Далее. Фридрих Горенштейн. "Куча". Как обычно у Горенштейна - философическое произведение. Куча - это понятие древнеегипетской математики, аналог нашего Х (икса), неизвестная, в нашем контексте - серая человеческая МАССА. По Горенштейну оказывается, что египтяне знали понятие иррационального числа и называли его "долги" - гм-гм, иксово у Горенштейна с математикой, замечу. Также подчеркивается, что по-древнеегипетски "куча" будет "хуа". Вот этой-то ху.вой кучей представляется одному математику, едущему в провинциальный райцентр, вонючая Россия.
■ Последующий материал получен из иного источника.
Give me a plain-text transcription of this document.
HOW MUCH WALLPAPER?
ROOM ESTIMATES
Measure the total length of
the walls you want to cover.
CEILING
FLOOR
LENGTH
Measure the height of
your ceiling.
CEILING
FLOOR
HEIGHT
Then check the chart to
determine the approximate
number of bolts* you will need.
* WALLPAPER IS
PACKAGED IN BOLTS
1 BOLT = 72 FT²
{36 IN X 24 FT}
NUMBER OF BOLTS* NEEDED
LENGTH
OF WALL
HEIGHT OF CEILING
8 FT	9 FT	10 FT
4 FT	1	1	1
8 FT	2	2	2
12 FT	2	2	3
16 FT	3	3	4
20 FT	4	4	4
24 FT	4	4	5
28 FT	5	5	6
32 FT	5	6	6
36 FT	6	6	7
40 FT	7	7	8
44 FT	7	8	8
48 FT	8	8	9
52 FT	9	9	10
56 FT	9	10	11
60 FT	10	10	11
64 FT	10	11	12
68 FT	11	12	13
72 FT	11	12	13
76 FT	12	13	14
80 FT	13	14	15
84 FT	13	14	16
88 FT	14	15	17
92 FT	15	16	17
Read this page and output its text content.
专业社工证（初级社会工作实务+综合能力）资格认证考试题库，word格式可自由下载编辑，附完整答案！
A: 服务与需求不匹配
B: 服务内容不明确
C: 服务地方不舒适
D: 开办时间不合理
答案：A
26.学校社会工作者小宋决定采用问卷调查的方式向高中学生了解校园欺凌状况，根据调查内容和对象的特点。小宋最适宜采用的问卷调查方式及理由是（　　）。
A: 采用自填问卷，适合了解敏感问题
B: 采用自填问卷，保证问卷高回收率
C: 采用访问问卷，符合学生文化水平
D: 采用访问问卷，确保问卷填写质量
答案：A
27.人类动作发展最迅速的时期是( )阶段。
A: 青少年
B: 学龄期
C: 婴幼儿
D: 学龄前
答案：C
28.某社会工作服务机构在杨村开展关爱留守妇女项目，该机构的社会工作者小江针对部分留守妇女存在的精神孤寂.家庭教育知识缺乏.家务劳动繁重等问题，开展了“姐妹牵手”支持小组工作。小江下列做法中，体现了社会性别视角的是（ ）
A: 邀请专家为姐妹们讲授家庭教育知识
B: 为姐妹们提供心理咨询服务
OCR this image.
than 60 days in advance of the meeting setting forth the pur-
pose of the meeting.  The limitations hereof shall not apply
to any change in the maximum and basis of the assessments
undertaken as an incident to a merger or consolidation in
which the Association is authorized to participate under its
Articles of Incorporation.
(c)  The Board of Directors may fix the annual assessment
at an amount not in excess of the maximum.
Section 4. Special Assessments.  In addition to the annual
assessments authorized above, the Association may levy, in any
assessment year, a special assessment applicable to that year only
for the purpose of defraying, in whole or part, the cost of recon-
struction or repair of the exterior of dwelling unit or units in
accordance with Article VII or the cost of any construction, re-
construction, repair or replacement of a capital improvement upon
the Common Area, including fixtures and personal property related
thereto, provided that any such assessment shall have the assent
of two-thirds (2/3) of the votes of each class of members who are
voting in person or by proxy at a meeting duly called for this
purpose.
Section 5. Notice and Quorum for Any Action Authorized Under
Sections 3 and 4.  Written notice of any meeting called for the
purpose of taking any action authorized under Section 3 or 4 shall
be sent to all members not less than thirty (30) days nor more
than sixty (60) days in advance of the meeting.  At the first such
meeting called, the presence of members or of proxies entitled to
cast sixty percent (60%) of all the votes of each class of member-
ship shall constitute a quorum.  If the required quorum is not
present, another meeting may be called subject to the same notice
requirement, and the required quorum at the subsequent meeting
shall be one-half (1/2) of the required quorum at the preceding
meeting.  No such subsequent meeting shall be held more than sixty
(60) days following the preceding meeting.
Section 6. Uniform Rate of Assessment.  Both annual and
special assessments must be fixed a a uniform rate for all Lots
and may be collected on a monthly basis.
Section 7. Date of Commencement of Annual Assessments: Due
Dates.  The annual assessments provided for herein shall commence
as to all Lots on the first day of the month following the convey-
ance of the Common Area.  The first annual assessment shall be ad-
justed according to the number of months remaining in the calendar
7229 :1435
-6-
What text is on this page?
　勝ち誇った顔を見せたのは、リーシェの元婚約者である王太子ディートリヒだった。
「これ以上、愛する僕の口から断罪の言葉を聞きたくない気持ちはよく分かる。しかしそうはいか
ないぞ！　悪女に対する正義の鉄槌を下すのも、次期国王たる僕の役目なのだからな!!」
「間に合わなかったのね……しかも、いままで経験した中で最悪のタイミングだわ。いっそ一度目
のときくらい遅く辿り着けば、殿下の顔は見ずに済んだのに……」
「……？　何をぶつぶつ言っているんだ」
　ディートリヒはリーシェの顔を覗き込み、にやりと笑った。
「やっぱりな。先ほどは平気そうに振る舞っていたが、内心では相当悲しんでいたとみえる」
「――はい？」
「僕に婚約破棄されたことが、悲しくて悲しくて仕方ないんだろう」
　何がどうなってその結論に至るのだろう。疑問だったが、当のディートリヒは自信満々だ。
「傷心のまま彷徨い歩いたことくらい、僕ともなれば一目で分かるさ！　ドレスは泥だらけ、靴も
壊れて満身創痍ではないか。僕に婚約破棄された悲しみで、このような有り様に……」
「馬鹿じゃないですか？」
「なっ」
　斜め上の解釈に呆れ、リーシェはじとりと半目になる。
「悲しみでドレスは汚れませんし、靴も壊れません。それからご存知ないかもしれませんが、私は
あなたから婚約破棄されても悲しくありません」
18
Математик падает в канаву, ломает ногу. Кругом - ему встречается множество русских говнюков. Единственный луч света в темном навозном царстве интеллигентный, умный и скептический истопник, совсем не русский, естественно. Символизируя невозможность положительного действия в этой стране, математик так никуда и не попадает.
Примеров худ. литературы, не вышитой по этой канве мне в "Октябре" не встретилось. Хотя возмущает даже не это, а загадочное соседство под оной обложкой с нашими современниками. К чему бы это?